Memorial Park encompasses 673 acres of redwood forest, creek swimming areas, and campfire gathering spots in the Santa Cruz Mountains near Loma Mar. Pescadero Creek runs through the park, providing winter habitat for steelhead trout as it collects water from Bloomquist, Hoffman, McCormick, and Peterson Creeks within the park boundaries. Eight miles of hiking trails wind through the forest, from the easy Creek Trail to the strenuous Pomponio Canyon Trail. The Mt. Ellen Summit Trail climbs to views across the surrounding ridges. On typical summer nights, more than 1,500 people camp within the park, continuing a tradition that began when those first visitors arrived in 1924.
Memorial Park anchors the Pescadero-Memorial Park Complex, a group of county parks formed by decades of land acquisitions. Sam McDonald County Park was acquired in 1958, Pescadero Creek County Park in 1968, and Heritage Grove was added later. Together they form a continuous corridor of protected redwood forest that connects to Portola Redwoods State Park and, via trail easements across private lands, to Big Basin Redwoods State Park.
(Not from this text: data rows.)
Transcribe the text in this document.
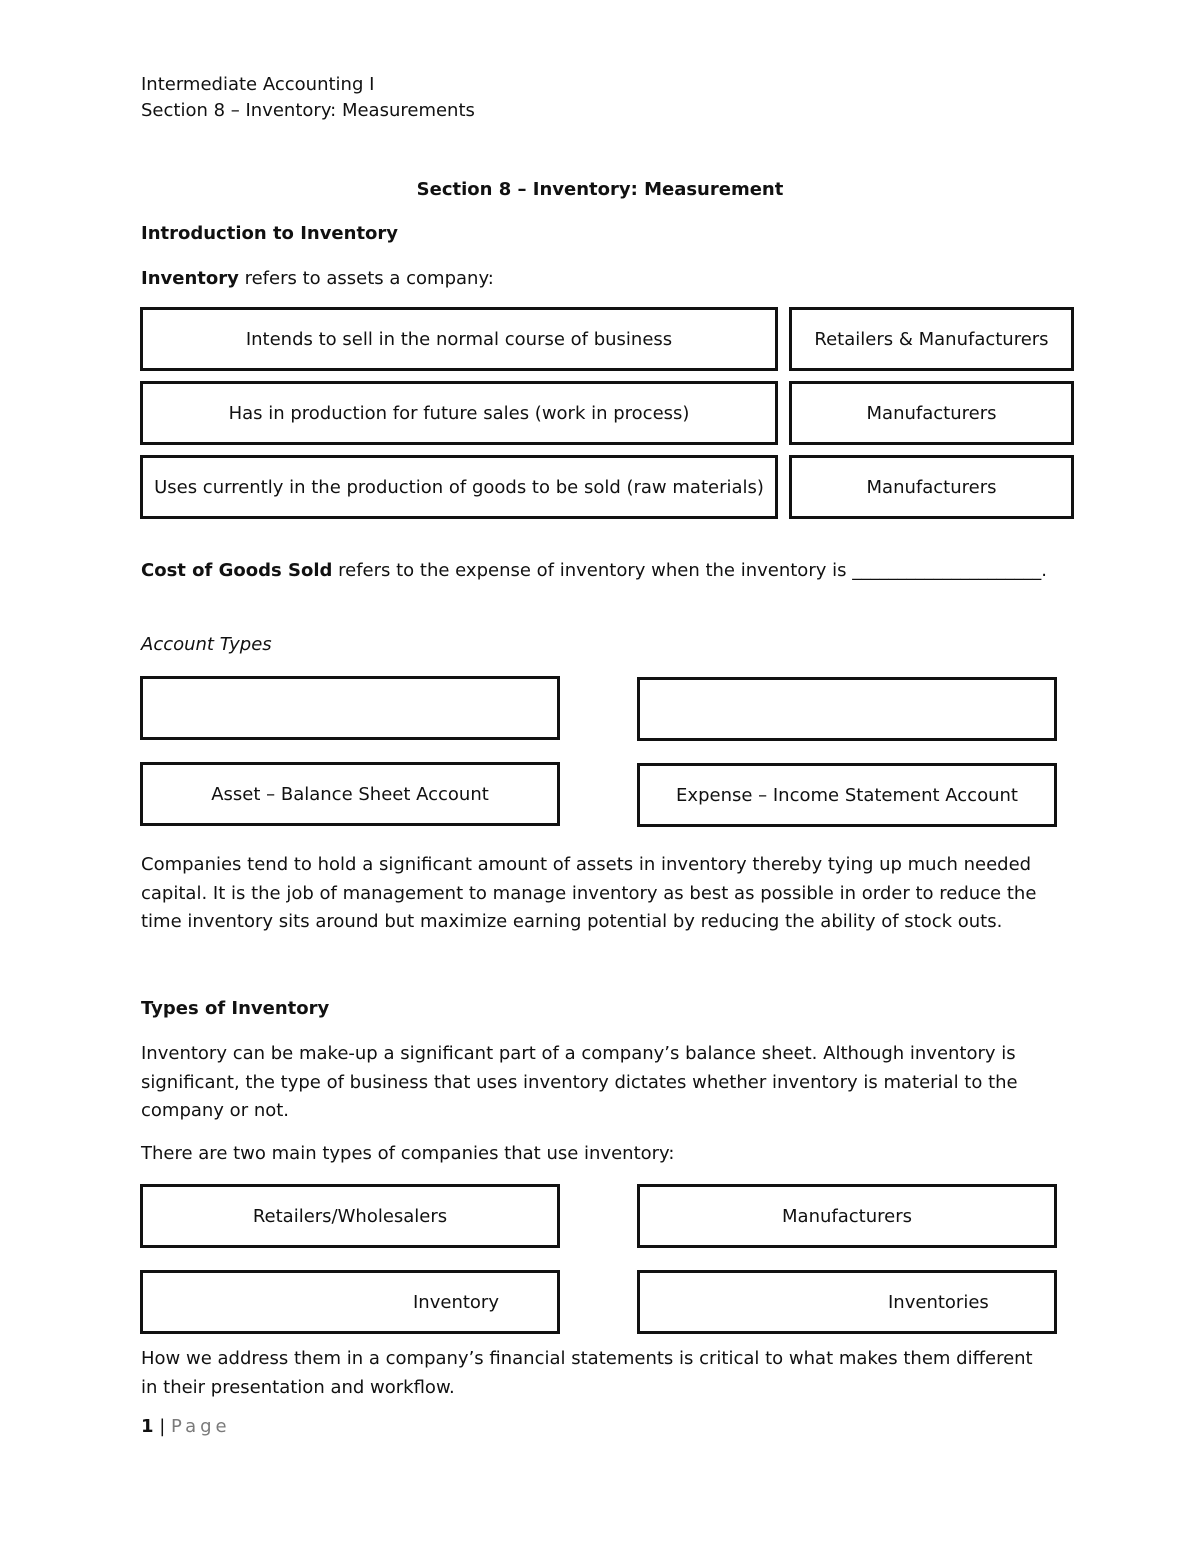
Intermediate Accounting I
Section 8 – Inventory: Measurements
Section 8 – Inventory: Measurement
Introduction to Inventory
Inventory refers to assets a company:
Intends to sell in the normal course of business	Retailers & Manufacturers
Has in production for future sales (work in process)	Manufacturers
Uses currently in the production of goods to be sold (raw materials)	Manufacturers
Cost of Goods Sold refers to the expense of inventory when the inventory is _____________________.
Account Types
Asset – Balance Sheet Account	Expense – Income Statement Account
Companies tend to hold a significant amount of assets in inventory thereby tying up much needed capital. It is the job of management to manage inventory as best as possible in order to reduce the time inventory sits around but maximize earning potential by reducing the ability of stock outs.
Types of Inventory
Inventory can be make-up a significant part of a company’s balance sheet. Although inventory is significant, the type of business that uses inventory dictates whether inventory is material to the company or not.
There are two main types of companies that use inventory:
Retailers/Wholesalers	Manufacturers
Inventory	Inventories
How we address them in a company’s financial statements is critical to what makes them different in their presentation and workflow.
1 | Page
The Midpeninsula Regional Open Space District's Russian Ridge and Skyline Ridge preserves border the complex to the east. This network means a hiker can walk from the valley floor to the coast entirely on public land.
Starting in October 2019, the San Mateo County Parks Department began the first major renovation of overnight camping facilities since the park opened in 1924 -- a renovation nearly a century overdue. The park's 158 campsites are divided among named camp areas, supplemented by day-use areas, a visitor center, a camp store, and two sites reserved for youth groups at Homestead Flat and Redwood Flat. That a school superintendent's impulse to save trees in 1923 could produce a park that still draws thousands of campers annually speaks to something fundamental about what these forests offer: shade that is older than any building in the county, quiet that no app can replicate, and the particular coolness of a redwood creek in summer.
Memorial Park is at 37.28°N, 122.29°W in the Santa Cruz Mountains near Loma Mar. The park's dense redwood canopy is visible as a dark green corridor in the mountains west of Skyline Boulevard. Nearby airports: Half Moon Bay (KHAF), San Carlos (KSQL). Best viewed at 3,000-5,000 ft AGL.